Monsieur le représentant, nous venons de célébrer le 7 avril, la Journée mondiale de la santé. Le thème est « Unissons-nous pour la santé. Soutenons la science » appelle à une action coordonnée. Selon vous, quelles mesures concrètes devraient être prises par le gouvernement, les partenaires techniques, la société civile et les médias pour transformer durablement la santé publique ?
La santé publique est tributaire de la science, d’où le thème de cette journée. Les gouvernements, pas seulement celui du Cameroun, mais les pays du Sud doivent comprendre que nous ne devons plus constituer des terrains d’étude. Nous devons être des acteurs de la recherche scientifique. Nous le sommes déjà. Donc il faudrait que le gouvernement intègre la science parfaitement dans la mise en œuvre des prestations de service et dans la mise en œuvre de tout ce que nous faisons en matière de soins de santé. Il faudrait que le gouvernement puisse mettre en place un agenda cohérent de recherche.
Quand on parle d’un agenda de recherche, cela prend en compte non seulement les institutions de recherche et de formation des chercheurs, mais il faudrait aussi que les pays du Sud puissent se mettre en réseau y compris avec ceux du Nord pour faire des études multicentriques, créer des centres collaborateurs et travailler en synergie pour pouvoir régler les questions de santé. Le Cameroun s’est engagé dans la CSU – la couverture santé universelle. L’OMS, avec l’appui d’autres partenaires techniques et financiers, doit aider le gouvernement à développer des projets bancables et à mobiliser les ressources. Nous pensons que l’un dans l’autre, nous allons arriver effectivement à atteindre l’objectif d’un accès équitable aux soins et solutions de santé pour tout le monde.
À l’horizon 5 ans, quelles priorités stratégiques l’OMS fixe-t-elle pour le Cameroun et quel est le caractère permettant de mieux avancer sur la bonne voie pour atteindre les objectifs de santé publique et les ODD ?
Les ODD, surtout l’ODD numéro 3, a trait à la santé. La santé est tributaire de beaucoup de facteurs. Nous avons des indicateurs clés qui sont définis. Un indicateur clé, c’est la mortalité infantile. Nous devons mettre en œuvre des études scientifiques qui peuvent nous permettre, sans complaisance, de mesurer la baisse de la mortalité infantile. Donc cet indicateur va nous permettre de dire effectivement que nous sommes dans la bonne voie. Un autre indicateur, c’est la mortalité maternelle. Pour atteindre les ODD, il nous faut moins de 70 décès de femmes pour 100 000 naissances vivantes. Certes, des progrès ont été engrangés, mais avec plus de 200 pour 100 000 naissances vivantes, nous sommes encore loin du compte ; cela veut dire que le chemin est encore long. Il nous faut traiter la problématique de la santé de la mère et de l’enfant comme une urgence de santé publique pour être au rendez-vous de 2030.

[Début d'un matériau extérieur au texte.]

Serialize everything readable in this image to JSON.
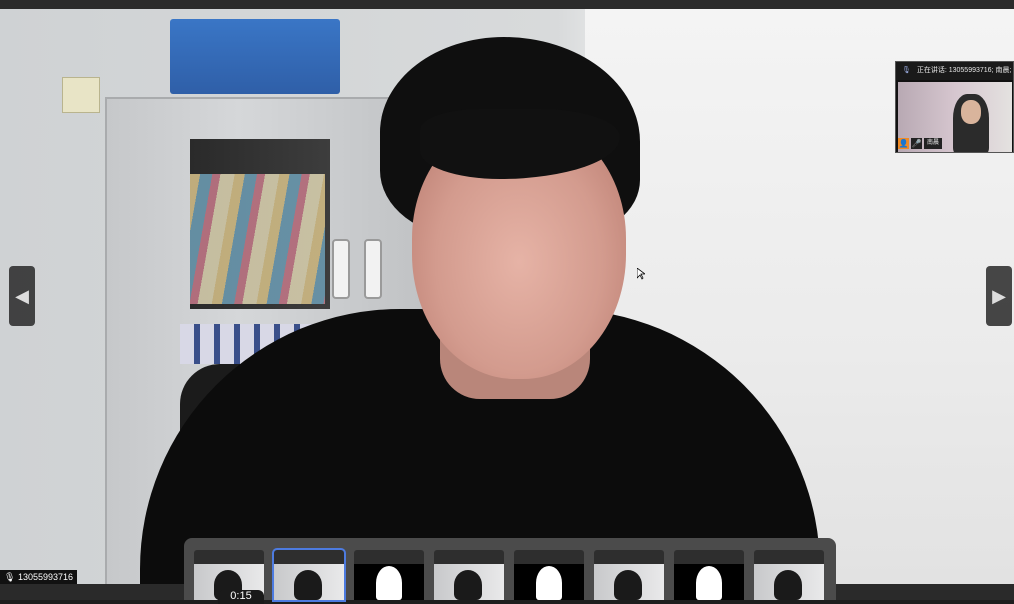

Il nous faut aussi un secteur de la santé plus ouvert aux autres secteurs. De ce point de vue, la santé ne peut plus rester enfermée comme une entité en soi. Nous devons nous ouvrir aux autres secteurs dans le cadre de l’approche qu’on appelle l’approche « Une seule santé ». Parce que nous savons que la santé humaine, la santé animale et l’intégrité de l’écosystème – ou la santé environnementale – sont intimement liées. Beaucoup de maladies passent de l’animal à l’homme. Et c’est dans cette interaction que la résistance aux antibiotiques est exacerbée. Dans ce cas, il faut que ces différents secteurs se donnent la main pour pouvoir faire de la santé une plateforme de collaboration durable.
Enfin, une priorité absolue est la promotion des soins de santé primaires, de la santé communautaire gage de l’atteinte de la couverture sanitaire universelle. Ces priorités forment les fondements de notre nouvelle stratégie de coordination dont les piliers sont : piloter la santé, promouvoir la santé, assurer la santé et protéger la santé.